Тимофей завороженным стоял перед девушкой. Проходила минута, вторая, а он никак не мог оторвать от нее взгляда. Кто-то из прохожих нечаянно толкнул его, он встрепенулся, смешался, проговорил сбивчиво:
— Так… Елизар Лукьянович, значит, не папаша вам… Вы, значит, в прислуге… А я думал, папаша. — Одернув шинель, прокашлялся. — Так, значит… — Снова прокашлялся и уже спокойно, вполне связно спросил вполголоса: — А как зовут вас? Меня, к примеру, Тимофеем Тулагиным кличут.
— Любушка, — как-то по-домашнему назвалась она.
— Хорошее имя.
Любушка чувствовала себя неловко и в смущении топталась на одном месте. Тимофей тоже топтался с ней рядом.
— Нынче свобода всем объявлена, — вдруг завел он разговор о политике. — Слыхали про революцию? Это она царя Николашку скинула. И войну — побоку… Вон сколько нас, фронтовиков, домой поприехало. А все потому, что власть в России переменилась.
— Елизар Лукьянович сказывают, — осторожно вставила Любушка, — что и в Чите создана новая власть-Забайкальский народный Совет.
— Во-во, народный Совет!.. Раз народный, значит, теперь народу вольготнее будет жить. Теперь все равны будут.
Тимофей говорил и говорил, а Любушка только изредка вставляла короткие фразы да поддакивала.
О своей горничной Шукшеев вспомнил лишь тогда, когда перезнакомился со всей компанией.
— Любушка! — позвал он. — Господа, со мной ведь барышня. И у нее есть кое-что…
Любушка покорно повернула к станционной пристройке.
— О-о-о! Она уже с молодцом познакомилась, — улыбнулся Шукшеев. — Герой, два «Георгия»! За что заслужил, лихой казак? — дотрагиваясь до Георгиевских крестов, висевших на тулагинской шинели, спросил он Тимофея.

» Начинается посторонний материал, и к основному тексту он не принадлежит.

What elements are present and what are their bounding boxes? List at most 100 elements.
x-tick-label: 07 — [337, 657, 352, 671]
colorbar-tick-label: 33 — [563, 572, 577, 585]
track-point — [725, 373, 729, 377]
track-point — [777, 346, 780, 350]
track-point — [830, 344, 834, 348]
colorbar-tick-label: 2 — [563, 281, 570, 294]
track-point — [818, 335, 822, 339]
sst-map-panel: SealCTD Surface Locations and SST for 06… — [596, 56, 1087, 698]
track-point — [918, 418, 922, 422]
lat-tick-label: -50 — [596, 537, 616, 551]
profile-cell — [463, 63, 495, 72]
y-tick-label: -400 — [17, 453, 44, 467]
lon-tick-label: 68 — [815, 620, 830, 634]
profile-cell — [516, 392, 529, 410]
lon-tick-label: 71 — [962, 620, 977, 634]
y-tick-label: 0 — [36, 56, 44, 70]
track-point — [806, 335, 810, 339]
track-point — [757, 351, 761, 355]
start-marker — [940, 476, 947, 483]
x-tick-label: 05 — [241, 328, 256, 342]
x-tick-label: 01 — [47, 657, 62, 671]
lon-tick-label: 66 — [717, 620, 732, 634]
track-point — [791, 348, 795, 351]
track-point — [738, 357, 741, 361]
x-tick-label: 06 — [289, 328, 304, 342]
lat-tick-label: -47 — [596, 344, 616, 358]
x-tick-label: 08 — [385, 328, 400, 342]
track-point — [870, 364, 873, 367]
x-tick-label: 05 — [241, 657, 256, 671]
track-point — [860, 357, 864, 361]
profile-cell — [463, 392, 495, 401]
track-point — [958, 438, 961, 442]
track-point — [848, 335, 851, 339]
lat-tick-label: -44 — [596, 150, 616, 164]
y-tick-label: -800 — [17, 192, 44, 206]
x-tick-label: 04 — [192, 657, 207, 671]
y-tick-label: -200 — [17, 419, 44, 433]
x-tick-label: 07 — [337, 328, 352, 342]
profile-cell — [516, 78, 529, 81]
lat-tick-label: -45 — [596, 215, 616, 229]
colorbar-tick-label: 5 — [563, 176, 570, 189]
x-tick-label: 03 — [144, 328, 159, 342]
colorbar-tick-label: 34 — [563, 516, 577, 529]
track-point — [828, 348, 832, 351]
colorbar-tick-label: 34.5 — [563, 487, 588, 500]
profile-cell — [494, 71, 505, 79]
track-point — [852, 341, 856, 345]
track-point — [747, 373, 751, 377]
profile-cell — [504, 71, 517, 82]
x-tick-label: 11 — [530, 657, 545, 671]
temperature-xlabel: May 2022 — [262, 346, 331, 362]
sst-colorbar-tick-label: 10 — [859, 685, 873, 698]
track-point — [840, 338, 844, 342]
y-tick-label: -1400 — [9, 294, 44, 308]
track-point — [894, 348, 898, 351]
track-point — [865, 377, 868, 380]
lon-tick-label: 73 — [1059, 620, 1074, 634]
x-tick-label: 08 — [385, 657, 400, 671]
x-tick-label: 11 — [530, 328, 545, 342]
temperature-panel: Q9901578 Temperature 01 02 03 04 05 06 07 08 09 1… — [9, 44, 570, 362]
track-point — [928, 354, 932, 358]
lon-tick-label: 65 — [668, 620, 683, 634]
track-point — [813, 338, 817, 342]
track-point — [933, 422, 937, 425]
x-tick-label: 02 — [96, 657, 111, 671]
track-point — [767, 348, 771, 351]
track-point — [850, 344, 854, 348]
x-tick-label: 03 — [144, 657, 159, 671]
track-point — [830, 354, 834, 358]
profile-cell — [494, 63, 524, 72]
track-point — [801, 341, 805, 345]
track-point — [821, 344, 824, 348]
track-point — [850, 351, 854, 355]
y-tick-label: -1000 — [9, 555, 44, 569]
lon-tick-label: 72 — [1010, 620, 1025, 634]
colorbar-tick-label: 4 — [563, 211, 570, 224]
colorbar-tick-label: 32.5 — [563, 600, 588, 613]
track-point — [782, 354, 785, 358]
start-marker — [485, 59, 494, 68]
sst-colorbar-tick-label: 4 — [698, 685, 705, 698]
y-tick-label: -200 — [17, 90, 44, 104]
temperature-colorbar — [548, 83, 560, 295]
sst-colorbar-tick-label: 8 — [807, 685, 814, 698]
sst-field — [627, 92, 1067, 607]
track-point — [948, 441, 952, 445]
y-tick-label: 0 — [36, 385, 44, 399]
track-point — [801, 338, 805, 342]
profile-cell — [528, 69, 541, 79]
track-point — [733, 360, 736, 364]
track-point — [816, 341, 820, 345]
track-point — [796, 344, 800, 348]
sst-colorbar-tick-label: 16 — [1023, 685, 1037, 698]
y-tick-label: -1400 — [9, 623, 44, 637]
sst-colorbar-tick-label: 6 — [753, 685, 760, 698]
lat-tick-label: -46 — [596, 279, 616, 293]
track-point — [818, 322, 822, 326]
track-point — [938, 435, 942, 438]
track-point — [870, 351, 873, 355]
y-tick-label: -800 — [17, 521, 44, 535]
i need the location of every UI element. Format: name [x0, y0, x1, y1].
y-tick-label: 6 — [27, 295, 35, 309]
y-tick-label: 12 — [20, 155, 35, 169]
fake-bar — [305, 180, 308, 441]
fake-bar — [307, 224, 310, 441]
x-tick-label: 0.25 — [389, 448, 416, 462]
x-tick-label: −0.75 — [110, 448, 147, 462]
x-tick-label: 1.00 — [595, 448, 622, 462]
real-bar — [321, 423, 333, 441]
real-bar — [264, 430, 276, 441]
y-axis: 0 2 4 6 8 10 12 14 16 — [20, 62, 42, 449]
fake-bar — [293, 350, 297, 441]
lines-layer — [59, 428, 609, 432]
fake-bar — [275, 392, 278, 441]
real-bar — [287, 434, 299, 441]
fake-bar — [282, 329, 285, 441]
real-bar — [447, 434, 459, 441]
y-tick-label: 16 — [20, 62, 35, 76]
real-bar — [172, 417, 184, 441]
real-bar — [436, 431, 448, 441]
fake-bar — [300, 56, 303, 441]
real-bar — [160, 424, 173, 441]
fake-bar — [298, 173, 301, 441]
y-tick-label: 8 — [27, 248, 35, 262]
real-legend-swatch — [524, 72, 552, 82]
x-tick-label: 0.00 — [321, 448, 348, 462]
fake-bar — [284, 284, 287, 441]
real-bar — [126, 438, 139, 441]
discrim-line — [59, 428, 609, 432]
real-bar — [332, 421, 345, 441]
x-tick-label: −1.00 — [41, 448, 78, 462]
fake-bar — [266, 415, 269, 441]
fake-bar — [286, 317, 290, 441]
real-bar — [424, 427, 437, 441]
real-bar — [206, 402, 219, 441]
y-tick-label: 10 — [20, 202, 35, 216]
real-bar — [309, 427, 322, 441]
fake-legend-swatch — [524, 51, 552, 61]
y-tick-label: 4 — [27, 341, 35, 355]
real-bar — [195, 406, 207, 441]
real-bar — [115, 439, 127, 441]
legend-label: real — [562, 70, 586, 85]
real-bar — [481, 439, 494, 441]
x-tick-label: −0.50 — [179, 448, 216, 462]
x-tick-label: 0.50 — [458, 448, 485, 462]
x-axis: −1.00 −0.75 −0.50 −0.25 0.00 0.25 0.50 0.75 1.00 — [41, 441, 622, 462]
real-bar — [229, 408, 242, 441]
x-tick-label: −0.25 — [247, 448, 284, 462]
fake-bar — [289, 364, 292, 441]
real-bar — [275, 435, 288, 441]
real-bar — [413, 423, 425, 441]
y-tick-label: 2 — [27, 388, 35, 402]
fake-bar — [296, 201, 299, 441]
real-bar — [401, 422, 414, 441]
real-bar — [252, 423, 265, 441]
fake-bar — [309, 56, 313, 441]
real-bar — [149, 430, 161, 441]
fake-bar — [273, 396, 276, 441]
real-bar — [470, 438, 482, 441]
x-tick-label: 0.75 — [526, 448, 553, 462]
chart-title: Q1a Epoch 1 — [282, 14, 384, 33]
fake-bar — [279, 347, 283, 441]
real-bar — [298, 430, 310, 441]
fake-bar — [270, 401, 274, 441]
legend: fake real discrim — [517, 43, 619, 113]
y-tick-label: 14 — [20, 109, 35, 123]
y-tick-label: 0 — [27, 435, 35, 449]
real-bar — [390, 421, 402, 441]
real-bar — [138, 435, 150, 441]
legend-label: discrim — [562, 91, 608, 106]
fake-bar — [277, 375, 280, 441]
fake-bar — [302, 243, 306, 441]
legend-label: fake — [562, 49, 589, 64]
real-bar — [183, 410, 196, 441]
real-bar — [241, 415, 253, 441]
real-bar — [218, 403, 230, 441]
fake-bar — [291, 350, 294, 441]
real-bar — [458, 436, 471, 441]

— Известно за что… — замялся Тулагин.
— За храбрость? Понятно, за храбрость. «Георгиев» за здорово живешь не дадут. Похвально, молодец! — Шукшеев взял у горничной бочонок, передал вахмистру, раскрыл саквояж с богатой закуской. — Налей, Авдей Корнеевич, стакан Георгиевскому кавалеру. И мне налей. Выпьем за молодцов-фронтовиков, чтоб верной опорой они нашей новой власти стали. — Обернулся к девушке: — Вот, Любушка, гляди, какие они, казачки наши. Ни стати им, ни удальства-храбрости не занимать, С такими горы можно сворачивать!
Тулагину подали стакан водки и кусок жирной баранины.
— За народную свободу тост! За революцию! — со страстью произнес Тимофей и в два глотка осушил стакан.
Купец громко бросал в компанию короткие, рубленые фразы:
— Революция — это хорошо. Но революция кончилась. Довольно митинговать. Пора за дело браться. Надо строить, надо хозяйства свои поднимать. За дело, братцы-казаки! Кто холостой, семьями обзаводись. Барышни за войну повыросли — кровь с молоком. Выбирай любую! Наступает золотое время… Наливай, Филигонов!
Вахмистр еле держался на ногах, но бочонок с водкой крепко прижимал к груди. Он не скупясь наполнял стаканы водкой и сам себе приговаривал: «Наливай, Филигонов!»
После второго стакана Тимофей тоже почувствовал неустойчивость в ногах. Зато в голове появилась удивительная легкость, все теперь казалось предельно простым и ясным.
— Будем строить новую жизнь… Женимся… Правильно я говорю, папаша? — дергал он Шукшеева за полы шубы.
— Дело говоришь, разумно мыслишь, — одобрительно отвечал купец. — Только маленько требуется порядок установить, совдеповцев-крикунов хорошенько прижать. Народный Совет поддержать.
— Порядок установим! Этих, как их, совдепов, под ноготь! Да здравствует народный Совет! — пьяно выкрикивал Тимофей.
— Молодец, герой! — похваливал его Шукшеев. — Люблю истинно русскую душу.
Кто-то прибежал из управления станции, сообщил:
— Большевики пожаловали из Читы! Требуют, чтоб полк оружие сложил.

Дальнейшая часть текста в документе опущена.